ロビーや喫茶室、廊下などにさりげなく飾られた絵画や骨董、季節の花はもちろん、客室からの麻釜のたたずまいや北信濃の風景など住吉屋ならではのおもてなしは数多い。なかでも泊まった人が一番にあげるのが食事。腕利きの料理長の手による和風料理のコースとともに野沢温泉に伝わる取り回し鉢で田舎料理が味わえるからだ。取り回し鉢というのは、冠婚葬祭など人寄せの時に出されるもてなし料理。大一座の宴席で、煮物や和え物などを大鉢に盛って、各自好きなものを小皿に取って順に回していくことから名付けられたものだ。
「取り回し鉢を取り入れたのは、お客様から『旅館料理はどこへいっても変わり映えしない、その土地ならではのものが食べたい』と希望があったこと、長期滞在の常連さんが家の者のおかずを喜んで食べてくれたことから…」と当主の河野正人さんは振り返る。以来三十年余り、取り回し鉢で出す「村のおかず」は住吉屋の看板料理になった。
蔵座敷の食事処。百年以上もの風雪に耐えた柱や梁が 落ち着いた雰囲気をかもしだしている
味わいのある染め付け鉢に盛り付けられた「村のおかず」あれこれ。取り回し鉢は、豆やじゃがいもなど 保存のきく野菜や塩漬けしておいた山菜・きのこを使った料理で、先人の知恵が生きている 料理を担当するのは料理方ではなく、地元のおばちゃん達だ。皮付きの小いもを飴色になるまで煮込んだしょうに(塩煮)いも、しゃきしゃきした歯触りのいもなます、きのこやゼンマイの煮物、煮豆、麻釜で湯がいた季節のおひたしなどなど。それらを毎夕の献立とは別に2~3品用意する。「お客様に出す料理長からのメニューにも『取り回し鉢いろいろ』と案内し、食卓へは前もって並べておいて係の者が説明します。初めての方は驚きもし、とても喜んでくれます」という。

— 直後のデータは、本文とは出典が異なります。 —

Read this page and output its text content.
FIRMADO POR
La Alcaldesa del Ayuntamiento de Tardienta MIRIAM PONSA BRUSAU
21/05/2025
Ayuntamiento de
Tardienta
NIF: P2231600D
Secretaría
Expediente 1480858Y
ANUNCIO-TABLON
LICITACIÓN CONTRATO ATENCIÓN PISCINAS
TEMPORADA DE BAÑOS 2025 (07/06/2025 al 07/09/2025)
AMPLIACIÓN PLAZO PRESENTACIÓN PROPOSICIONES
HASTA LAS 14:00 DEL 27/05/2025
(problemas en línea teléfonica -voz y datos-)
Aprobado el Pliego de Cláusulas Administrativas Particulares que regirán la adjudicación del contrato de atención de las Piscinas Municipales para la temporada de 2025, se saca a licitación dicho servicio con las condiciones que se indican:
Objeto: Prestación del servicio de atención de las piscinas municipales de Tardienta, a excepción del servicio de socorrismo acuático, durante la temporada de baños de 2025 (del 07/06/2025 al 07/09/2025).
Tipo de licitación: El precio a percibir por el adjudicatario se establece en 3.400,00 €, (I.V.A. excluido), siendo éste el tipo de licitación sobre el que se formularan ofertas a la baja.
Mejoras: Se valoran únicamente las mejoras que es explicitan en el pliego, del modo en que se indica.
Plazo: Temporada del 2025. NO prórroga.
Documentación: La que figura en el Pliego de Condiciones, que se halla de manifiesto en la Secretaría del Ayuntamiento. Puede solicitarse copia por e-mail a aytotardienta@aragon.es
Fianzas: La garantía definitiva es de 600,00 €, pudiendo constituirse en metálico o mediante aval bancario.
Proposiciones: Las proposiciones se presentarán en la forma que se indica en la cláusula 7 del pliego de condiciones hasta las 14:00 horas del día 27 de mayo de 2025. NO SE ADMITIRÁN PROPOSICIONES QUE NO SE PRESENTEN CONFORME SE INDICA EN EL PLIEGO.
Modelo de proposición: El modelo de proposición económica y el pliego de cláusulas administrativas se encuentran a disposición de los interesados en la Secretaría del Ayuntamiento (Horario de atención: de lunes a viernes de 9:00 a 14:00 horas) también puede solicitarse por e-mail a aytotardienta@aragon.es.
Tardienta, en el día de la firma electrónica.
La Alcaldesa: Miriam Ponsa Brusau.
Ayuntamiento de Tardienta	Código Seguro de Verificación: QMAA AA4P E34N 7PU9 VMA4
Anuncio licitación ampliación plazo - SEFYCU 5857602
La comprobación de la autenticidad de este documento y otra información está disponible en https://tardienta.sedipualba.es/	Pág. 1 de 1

山の温泉宿として海の魚の刺身や天ぷらなどは出さない、野沢菜漬けをはじめとする漬物や味噌は自家製を使うという見識を貫いている住吉屋。地元に伝わる家庭料理を骨董の大鉢に盛り付けて、見事におもてなし料理に昇華させている。これも遠来のお客様に心からくつろいでもらいたい、野沢温泉の良さを十二分に味わってもらいたいという心意気の表われだ。詳しくは↓
http://www.ne.jp/asahi/onsen/banzai/SUMIYOSHIYA.htm
都会を離れ、素朴な田舎の料理を食べ、星が降ってくるような夜空をしばらく眺めていたい心境・・・です。